As always, your mileage may vary - I was raised to believe that I should never hit a woman, but then I've never met Madonna.  And considering how the pendulum has swung so far against it, and any form of abuse toward women, it could be difficult to watch.  Essentially what's going on here is a form of the Stockholm Syndrome, right?  Because after she's made to do grunt-work, dance for him and (literally) kiss his feet, she starts to have feelings for him.  All that class struggle B.S. goes right out the window once you revert to caveman rules, apparently.  You wonder if this is what is was like back in the Stone Age, where it was all broken down between the hunters and the gatherers, and men needed women but also women needed men, and each defined their role as the opposite of the other.  Were things simpler back then, or just way more complicated now?

Anyway, the most laughable bit is probably when Miss High Society comes to realize that she LIKES her time on the island, doing forced labor and earning her meals, and she somehow becomes a better person, and someone who feels genuine (?) affection for a man she once thought of as crude, smelly and lower-class.  Yeah, right.  See, she JUST needed to be shown her place and beat up a bit to become a better human, doesn't everything work out for the best in the end?  Pardon me while I throw up.

Wait, I take it back - the most laughable bit is when a ship comes near the island, and she DOES nothing to contact the ship, because she loves her new life as an island girl, catching fish and eating raw coconuts with none of the comforts of modern society.  Ha ha ha hah HAH!

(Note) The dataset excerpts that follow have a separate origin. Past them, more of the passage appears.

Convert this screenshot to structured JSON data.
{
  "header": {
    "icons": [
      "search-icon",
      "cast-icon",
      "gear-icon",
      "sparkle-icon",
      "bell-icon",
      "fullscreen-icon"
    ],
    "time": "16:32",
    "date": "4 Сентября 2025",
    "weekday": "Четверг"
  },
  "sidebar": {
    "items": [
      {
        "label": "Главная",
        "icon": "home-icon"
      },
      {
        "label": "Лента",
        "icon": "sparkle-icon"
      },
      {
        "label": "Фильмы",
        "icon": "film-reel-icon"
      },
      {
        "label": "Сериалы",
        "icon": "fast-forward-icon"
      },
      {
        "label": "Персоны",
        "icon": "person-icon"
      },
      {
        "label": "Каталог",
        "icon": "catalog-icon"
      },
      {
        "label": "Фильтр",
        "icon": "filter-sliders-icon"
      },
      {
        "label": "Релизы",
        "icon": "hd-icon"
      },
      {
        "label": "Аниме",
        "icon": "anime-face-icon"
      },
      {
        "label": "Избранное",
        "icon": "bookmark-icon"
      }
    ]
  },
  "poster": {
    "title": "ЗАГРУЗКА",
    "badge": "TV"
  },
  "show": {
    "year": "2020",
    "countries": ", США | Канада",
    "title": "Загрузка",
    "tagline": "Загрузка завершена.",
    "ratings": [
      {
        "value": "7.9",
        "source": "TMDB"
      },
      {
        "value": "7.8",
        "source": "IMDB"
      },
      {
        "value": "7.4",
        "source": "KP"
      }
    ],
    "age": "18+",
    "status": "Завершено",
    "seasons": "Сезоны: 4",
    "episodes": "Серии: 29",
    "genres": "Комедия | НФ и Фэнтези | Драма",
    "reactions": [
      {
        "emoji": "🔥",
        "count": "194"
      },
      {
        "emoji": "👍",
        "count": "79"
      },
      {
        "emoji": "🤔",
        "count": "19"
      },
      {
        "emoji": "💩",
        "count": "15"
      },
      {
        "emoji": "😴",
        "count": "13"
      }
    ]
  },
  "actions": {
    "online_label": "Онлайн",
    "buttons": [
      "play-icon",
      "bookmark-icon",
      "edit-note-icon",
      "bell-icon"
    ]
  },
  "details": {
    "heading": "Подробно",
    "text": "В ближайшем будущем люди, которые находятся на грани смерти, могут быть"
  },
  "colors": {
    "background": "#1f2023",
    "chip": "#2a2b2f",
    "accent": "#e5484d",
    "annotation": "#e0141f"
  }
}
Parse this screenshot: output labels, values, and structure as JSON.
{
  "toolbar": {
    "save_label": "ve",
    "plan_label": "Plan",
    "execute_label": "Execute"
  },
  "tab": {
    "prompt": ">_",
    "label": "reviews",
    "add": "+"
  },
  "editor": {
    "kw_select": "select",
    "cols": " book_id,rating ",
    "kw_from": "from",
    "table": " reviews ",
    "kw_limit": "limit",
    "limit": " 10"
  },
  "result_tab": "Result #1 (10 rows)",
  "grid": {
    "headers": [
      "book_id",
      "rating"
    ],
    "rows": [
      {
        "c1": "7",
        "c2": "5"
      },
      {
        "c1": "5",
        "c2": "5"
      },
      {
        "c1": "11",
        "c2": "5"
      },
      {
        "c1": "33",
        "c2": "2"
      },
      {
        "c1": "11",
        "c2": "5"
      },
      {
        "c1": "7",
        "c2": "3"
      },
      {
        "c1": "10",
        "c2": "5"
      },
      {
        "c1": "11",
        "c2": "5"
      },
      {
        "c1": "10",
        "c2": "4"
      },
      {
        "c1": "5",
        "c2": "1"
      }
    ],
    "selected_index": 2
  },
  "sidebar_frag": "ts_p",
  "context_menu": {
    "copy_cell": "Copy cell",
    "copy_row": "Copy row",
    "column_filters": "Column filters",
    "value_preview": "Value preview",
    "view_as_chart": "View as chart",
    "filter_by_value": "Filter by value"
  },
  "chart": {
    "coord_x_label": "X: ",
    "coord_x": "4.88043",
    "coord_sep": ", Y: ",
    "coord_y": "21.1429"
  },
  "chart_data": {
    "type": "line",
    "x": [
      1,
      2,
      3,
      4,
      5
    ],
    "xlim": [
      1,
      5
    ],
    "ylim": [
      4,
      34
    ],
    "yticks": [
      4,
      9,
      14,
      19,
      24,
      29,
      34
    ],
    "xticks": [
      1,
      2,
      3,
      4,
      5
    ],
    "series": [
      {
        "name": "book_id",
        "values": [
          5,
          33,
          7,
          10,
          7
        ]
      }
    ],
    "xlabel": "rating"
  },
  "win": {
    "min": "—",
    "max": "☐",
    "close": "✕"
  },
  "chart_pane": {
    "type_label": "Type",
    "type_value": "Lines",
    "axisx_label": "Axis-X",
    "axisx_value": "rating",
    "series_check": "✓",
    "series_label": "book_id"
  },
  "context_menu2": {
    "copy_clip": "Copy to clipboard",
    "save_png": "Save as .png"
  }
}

Eventually, they get rescued, which is shocking because Amber's husband probably wasn't looking for her very hard, he was enjoying the peace and quiet.  But this becomes a true test of her love for Giuseppe, will she still desire him after they return to society, or is their love only contingent on his survival skills and their captor/victim relationship?  Giuseppe desperately needs to know if their love will survive in the real world, but hey, be careful what you wish for.

Apart from a couple of cameos, Madonna has not acted in a feature film since this film killed her career - so you know there had to be an upside, right?  What can I say, I'm a glass half-full kind of guy.  And this film won five Razzie Awards, that's good, right?  No wait, that's bad.

Also starring Madonna (last seen in "Desperately Seeking Susan"), Adriano Giannini (last seen in "Ocean's Twelve"), Bruce Greenwood (last seen in "Kingsman: The Golden Circle"), Jeanne Tripplehorn (last seen in "Reality Bites"), Michael Beattie (last heard in "Despicable Me 3"), David Thornton (last seen in "Alpha Dog"), Yorgo Voyagis.